CMS originally sought comments on possible changes to the Star Ratings methodology in February 2019, proposing a number of potential modifications. In the August 19 announcement, CMS highlights comments from that public comment period that characterized the Star Ratings as overly complex, not specific enough, or as oversimplifying quality measurement and that recommended making the ratings more precise and allowing more direct “apples-to-apples” comparisons, stating that these would inform the methodology CMS ultimately plans to propose.

However, not all stakeholders feel these proposed changes will adequately address the “substantial flaws” that many providers and organizations, like the American Hospital Association (“AHA”), see in CMS’s Star Rating system methodology.
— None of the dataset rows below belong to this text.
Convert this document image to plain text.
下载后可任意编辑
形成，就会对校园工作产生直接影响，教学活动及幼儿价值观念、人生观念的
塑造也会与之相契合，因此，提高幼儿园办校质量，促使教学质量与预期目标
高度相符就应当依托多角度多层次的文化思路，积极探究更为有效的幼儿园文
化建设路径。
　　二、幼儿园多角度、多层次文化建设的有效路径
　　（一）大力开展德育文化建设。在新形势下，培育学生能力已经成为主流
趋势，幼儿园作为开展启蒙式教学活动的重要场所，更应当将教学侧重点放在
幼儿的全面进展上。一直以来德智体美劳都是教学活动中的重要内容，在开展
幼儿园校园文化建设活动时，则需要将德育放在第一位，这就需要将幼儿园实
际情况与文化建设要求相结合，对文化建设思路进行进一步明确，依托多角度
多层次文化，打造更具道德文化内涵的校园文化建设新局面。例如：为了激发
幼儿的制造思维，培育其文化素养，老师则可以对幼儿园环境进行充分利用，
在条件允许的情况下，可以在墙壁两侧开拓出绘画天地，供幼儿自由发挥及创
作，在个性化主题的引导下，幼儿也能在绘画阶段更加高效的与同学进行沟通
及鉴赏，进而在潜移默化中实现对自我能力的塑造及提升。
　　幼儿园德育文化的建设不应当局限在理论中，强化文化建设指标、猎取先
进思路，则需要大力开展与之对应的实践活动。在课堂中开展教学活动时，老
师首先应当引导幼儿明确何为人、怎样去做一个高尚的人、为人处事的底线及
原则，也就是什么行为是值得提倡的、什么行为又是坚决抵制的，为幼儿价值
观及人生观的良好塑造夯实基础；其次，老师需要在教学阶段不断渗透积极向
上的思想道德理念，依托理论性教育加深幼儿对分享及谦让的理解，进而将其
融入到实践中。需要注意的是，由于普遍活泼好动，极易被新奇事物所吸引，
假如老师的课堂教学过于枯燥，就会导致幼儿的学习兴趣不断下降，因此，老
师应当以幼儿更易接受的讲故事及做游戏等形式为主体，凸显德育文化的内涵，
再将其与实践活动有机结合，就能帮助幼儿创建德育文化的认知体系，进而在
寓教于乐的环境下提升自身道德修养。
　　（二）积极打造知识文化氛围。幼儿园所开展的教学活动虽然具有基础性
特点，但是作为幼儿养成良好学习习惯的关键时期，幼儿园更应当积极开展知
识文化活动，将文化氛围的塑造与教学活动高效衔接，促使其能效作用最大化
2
The AHA submitted a detailed letter in response to CMS’s request for public comment, asserting that most of CMS’s proposals either failed to “address important shortcomings with star ratings,” or did “not have enough information” to permit evaluation of their impact. There were three CMS proposals – empirical criteria for measure groups, peer grouping star ratings among similar hospitals, and using an explicit scoring approach – the AHA did believe CMS should pursue, and the AHA also recommended three areas of “additional considerations” to address before implementing any changes.

CMS plans more public outreach on the methodology changes, including a public listening session on September 19, 2019.